In the quest for new cancer treatments, researchers look to outer space
At her lab in Birmingham, Rebecca Boohaker displays frozen control samples of the bacteria sent to space.
Off the coast of Virginia, at a farmhouse roughly three miles from the Wallops Flight Facility, Rebecca Boohaker watches nervously as the Antares rocket launches into space.
The cargo ship is heading to the International Space Station (ISS) more than 200 miles above Earth’s surface. On board are carefully wrapped bacteria samples straight from Boohaker’s lab at Southern Research, where she is the director of oncology and scientific platforms.
“I, even here, hate to have any of my experiments touched by anybody other than me,” Boohaker said.
“Gold mine of discoveries”
Boohaker sent bacteria to space in November to study how the micro-organisms adapt to the unique environment.
“It’s nothing like you can replicate on Earth,” Boohaker said. “There’s just the sheer force of the launch, the temperature changes that you would incur and then the microgravity and then the space radiation. What does that do?”
She suspects the conditions will prompt bacteria to create new protein fragments called peptides, some of which she hopes could help fight cancer.
Already used in some cancer therapies, certain peptides are able to target cancer cells without appearing to affect normal cells and can trigger an immune response to help ward off infections.
Boohaker said the macromolecules contribute to promising treatments, so in an effort to discover more, she’s turning to the cosmos.
“There’s a lot of science going on in space, and it has the potential to be a gold mine for new discoveries,” she said.
Space logistics
To conduct her research, Boohaker is working with Rhodium Scientific, one of a handful of companies authorized by NASA to conduct research on the ISS.
Rhodium’s CEO Olivia Gamez-Holzhaus said space is the next scientific frontier.
“In the history of Earth, we’ve always had all of our science experiments and all of our new product developments under the parameter of gravity. And so when you remove gravity, the biology or the product will change,” Gamez-Holzhaus said.

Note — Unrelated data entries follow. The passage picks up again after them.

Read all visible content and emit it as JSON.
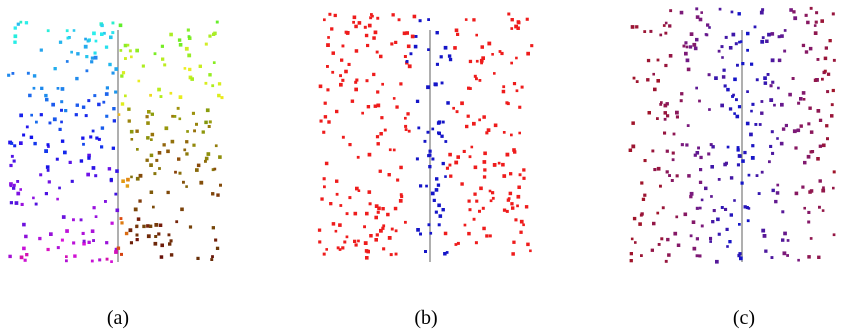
{
  "figure": {
    "panels": [
      {
        "id": "a",
        "label": "(a)",
        "coloring": "rainbow"
      },
      {
        "id": "b",
        "label": "(b)",
        "coloring": "red-blue"
      },
      {
        "id": "c",
        "label": "(c)",
        "coloring": "red-purple-blue"
      }
    ],
    "colors": {
      "red": "#ee1c1c",
      "blue": "#1515c8",
      "purple": "#7a1a7e",
      "dark_red": "#a0142a",
      "axis_line": "#7a7a7a"
    }
  }
}
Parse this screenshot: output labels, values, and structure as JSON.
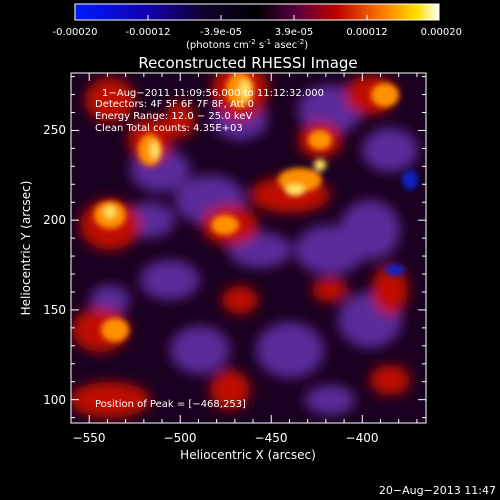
{
  "colorbar": {
    "ticks": [
      "-0.00020",
      "-0.00012",
      "-3.9e-05",
      "3.9e-05",
      "0.00012",
      "0.00020"
    ],
    "unit_line1": "(photons cm",
    "unit_exp1": "-2",
    "unit_line2": " s",
    "unit_exp2": "-1",
    "unit_line3": " asec",
    "unit_exp3": "-2",
    "unit_close": ")"
  },
  "chart_data": {
    "type": "heatmap",
    "title": "Reconstructed RHESSI Image",
    "xlabel": "Heliocentric X (arcsec)",
    "ylabel": "Heliocentric Y (arcsec)",
    "xlim": [
      -560,
      -365
    ],
    "ylim": [
      87,
      282
    ],
    "xticks": [
      -550,
      -500,
      -450,
      -400
    ],
    "yticks": [
      100,
      150,
      200,
      250
    ],
    "xtick_labels": [
      "−550",
      "−500",
      "−450",
      "−400"
    ],
    "ytick_labels": [
      "100",
      "150",
      "200",
      "250"
    ],
    "colorscale": "rhessi-blue-black-purple-red-yellow-white",
    "zlim": [
      -0.0002,
      0.0002
    ],
    "peak": {
      "x": -468,
      "y": 253
    },
    "annotations": [
      "1−Aug−2011 11:09:56.000 to 11:12:32.000",
      "Detectors: 4F 5F 6F 7F 8F, Att 0",
      "Energy Range: 12.0 − 25.0 keV",
      "Clean     Total counts: 4.35E+03",
      "Position of Peak = [−468,253]"
    ]
  },
  "footer": {
    "timestamp": "20−Aug−2013 11:47"
  }
}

She said there’s increasing interest from researchers to conduct science in space, but it’s a competitive field.
“It’s pretty space-limited in space,” Gamez-Holzhaus said.
Lab space on the ISS is divided among national and international governments, plus commercial companies like Rhodium. And the station is at capacity, according to Kirt Costello, ISS program chief scientist.
Costello said scientists on board the space station are investigating a wide range of questions, from how the human body reacts in a microgravity environment to how toilets work. But the science looks a bit different than in your typical Earth lab.
“In a one G lab, where you can expect to easily clean up a spill if you have one, in a closed environment microgravity lab, you don’t want that to happen because the spill is not going to really spill. It’s just going to go everywhere,” Costello said.
Crafting an elegant experiment
Planning from her lab in Birmingham, Boohaker kept her experiment as simple as possible.
“A lot of times people say that experiments are elegant and when you say elegant, you think complex. It’s not that.” Boohaker said. “What is the simplest way that you can get to your answer so that there’s as little manipulation and as little outside error as possible?”
After her bacteria samples arrived aboard the ISS, scientists removed them from a freezer for 20 days and then put them back. Then they traveled back to Earth in January.
Boohaker is now studying the bacteria and comparing them to control samples that stayed in Birmingham. She plans to learn from this first round, tweak the experiment, and send another round of samples back to the space station.
“It will drive innovation on Earth to be able to replicate what you see in space,” Boohaker said.
That’s the next challenge. If Boohaker finds a promising new peptide, she will try to figure out how to replicate it on Earth.